Passenger group urges police restraint on kombis

By Staff Reporter

A LOCAL public transport passenger rights lobby has urged police and Harare city authorities to exercise restraint in carrying out their current clean-up operation which has seen operatives in dangerous street battles with commuter transport operators and vendors.

In a statement, the Passenger Association of Zimbabwe (PAZ) said Monday it was concerned about the rights abuses that have accompanied the controversial exercise.

“…As PAZ, we are concerned by the manner in which the joint campaign by the HCC and the Zimbabwe Republic Police is being carried out,” said the group on Monday.
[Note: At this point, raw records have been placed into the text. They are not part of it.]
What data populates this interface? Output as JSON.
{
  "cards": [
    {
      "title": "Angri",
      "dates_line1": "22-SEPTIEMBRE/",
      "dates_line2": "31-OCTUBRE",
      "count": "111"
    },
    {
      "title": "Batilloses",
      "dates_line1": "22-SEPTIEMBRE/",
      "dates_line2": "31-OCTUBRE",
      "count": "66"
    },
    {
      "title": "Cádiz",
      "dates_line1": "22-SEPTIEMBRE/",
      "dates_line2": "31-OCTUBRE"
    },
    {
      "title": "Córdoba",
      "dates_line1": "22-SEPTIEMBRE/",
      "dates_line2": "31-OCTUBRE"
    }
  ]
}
“We are of the view that piecemeal approaches to the problems will not solve anything.

“We have noted with concern the wanton abuse of human rights as the police carry out this clear and wanted campaign for both the members of the public and service providers.

“The manner in which the campaigns are being carried has resulted in innocent civilians suffering.”

The current clean-up operation also carried out during evenings follows a recent directive by President Robert Mugabe for the responsible authorities to rid city streets of illegal vendors and disorderly commuter operators.

President Mugabe said street vendors were disrupting the free movement of human traffic in Harare’s teaming streets.

Although there are no agreed figures, it is widely believed street vendors plying their trade on city pavements could be numbering above 2 000 at any given time.

The numbers increase during the late hours of the day when roads like Robert Mugabe and Julius Nyerere Way are virtually impassable because of pushcarts selling perishables and dangerously parked vehicles whose owners would be selling groceries packed in the vehicles’ backs.

The decision to clamp down on illegal operators has divided national opinion with the country’s opposition insisting the Zanu PF led government should deliver the 2,2 million jobs promised during the 2013 elections campaigns before throwing them out of the streets.

Authorities are keen to drive street vendors to places the city has designated for the trade but vendors argue that the places are far from their main customers in the city centre and were not properly equipped with ablution facilities to use.

In its comments, the passenger lobby group called on authorities to balance the livelihood needs of those who stand to be affected by the clean-up operation and the need to maintain order and cleanliness in the country’s busiest city centre.